In Network, Lumet depicts a consumerist dystopia on the brink of a grand awakening, brought forth by a culmination of a collective weariness. We are the unfortunate byproduct of a television generation: we have learnt to experience life through a formatted allotment of engineered soap-drama entertainment and 30-minute TV serials. We have been tamed into docile behaviour, placidly sitting around a talking picturebox, waiting to be spoonfed information through moving pictures and audio like obedient servants.

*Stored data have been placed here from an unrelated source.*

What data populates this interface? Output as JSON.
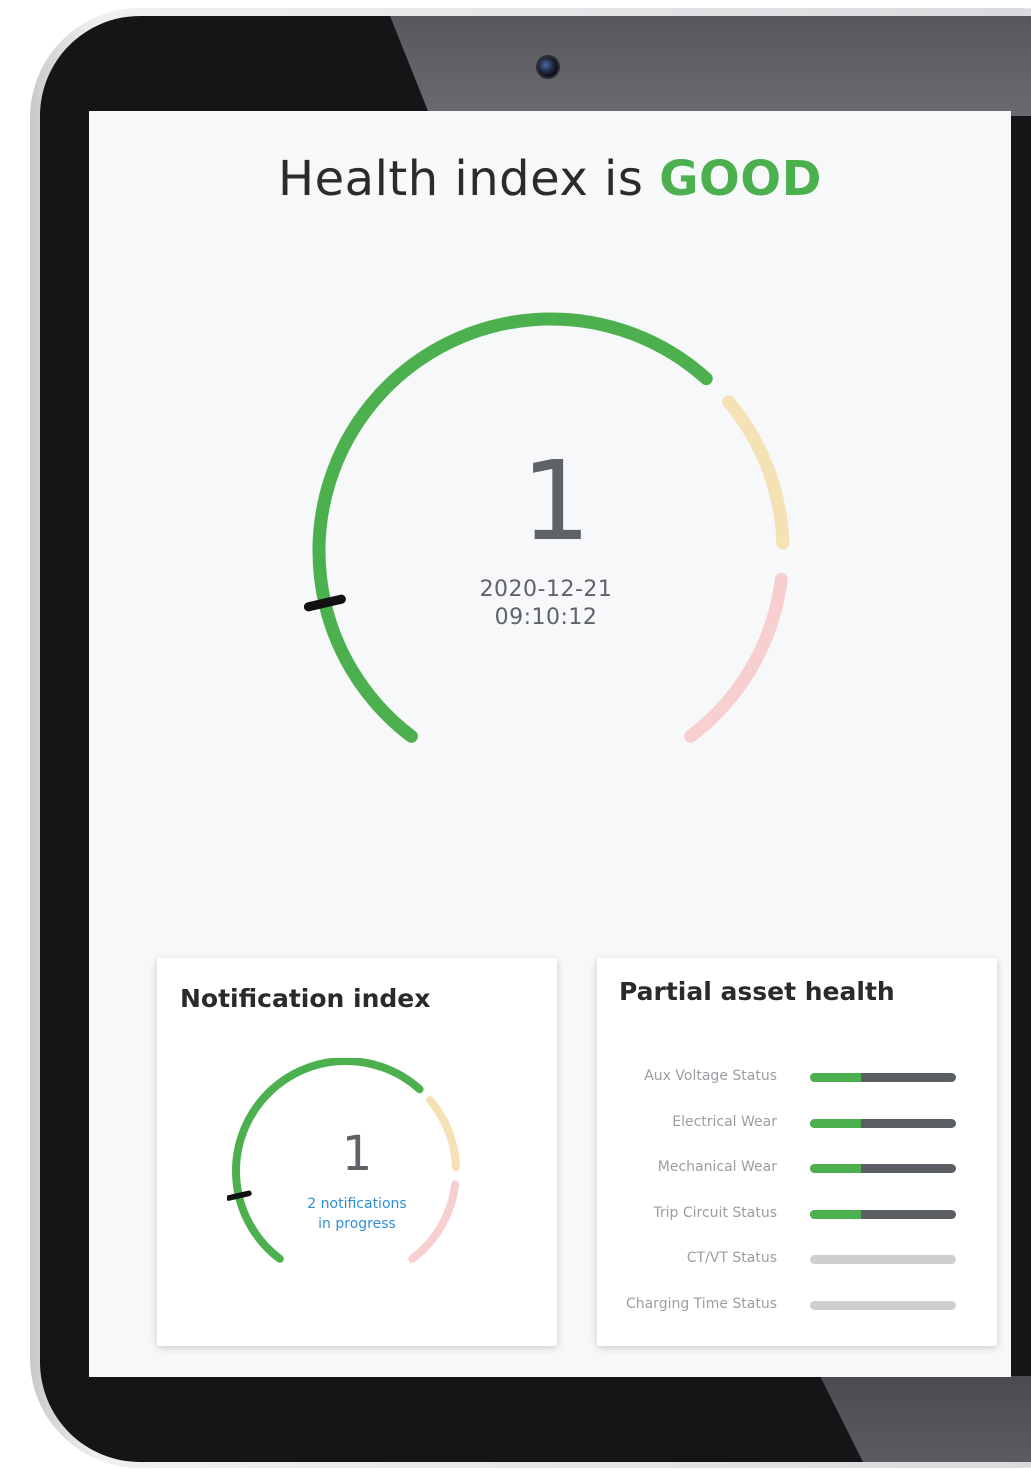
{
  "colors": {
    "good": "#4db04f",
    "warning": "#f5e2b4",
    "danger": "#f7cfcf",
    "text_muted": "#5f6368",
    "link": "#2f8fd6",
    "bar_track": "#5b5f64",
    "bar_inactive": "#cfcfcf"
  },
  "header": {
    "prefix": "Health index is",
    "status": "GOOD"
  },
  "main_gauge": {
    "value": "1",
    "date": "2020-12-21",
    "time": "09:10:12",
    "level": 0.14
  },
  "notification_card": {
    "title": "Notification index",
    "value": "1",
    "note_line_1": "2 notifications",
    "note_line_2": "in progress",
    "level": 0.14
  },
  "partial_card": {
    "title": "Partial asset health",
    "rows": [
      {
        "label": "Aux Voltage Status",
        "fill": 0.35,
        "active": true
      },
      {
        "label": "Electrical Wear",
        "fill": 0.35,
        "active": true
      },
      {
        "label": "Mechanical Wear",
        "fill": 0.35,
        "active": true
      },
      {
        "label": "Trip Circuit Status",
        "fill": 0.35,
        "active": true
      },
      {
        "label": "CT/VT Status",
        "fill": 0,
        "active": false
      },
      {
        "label": "Charging Time Status",
        "fill": 0,
        "active": false
      }
    ]
  }
}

Those behind the curtain are portrayed entirely as detached from the realness of life. Faye Dunaway's Diana is the proto-network imperialist, birthed from the soulless jargon of ratings and numbers and thrives within the culture that is fostered from it completely. They quantify enjoyment and reduce attention to a set of banal metrics. They are vultures, not subscribing to any other agenda but the pursuit of wealth, at one point parading around the tirades of an unravelling madman as it provides gainly profits in their never-ending numbers game.


The culture that inevitably arises from this is akin to poison, a slowly spreading greed that corrupts all that come into contact with it. (Laureen Hobbs' transition from a passionate communist into a bitter number-conscious exec being the most extreme example of this.)


And what for? Lumet answers with a terrible smile: To be compliant consumers to the capitalist machine.


There is no America. There is no democracy. There is only IBM, and ITT, and AT&T, and DuPont, Dow, Union Carbide, and Exxon. Those are the nations of the world today.


We are to continue consuming, to always be wrapped up in the pursuit for more but only within the set lines of the consumerpocalypse, where we answer not to a sense of morality or to a God, but to profit and loss and market economy.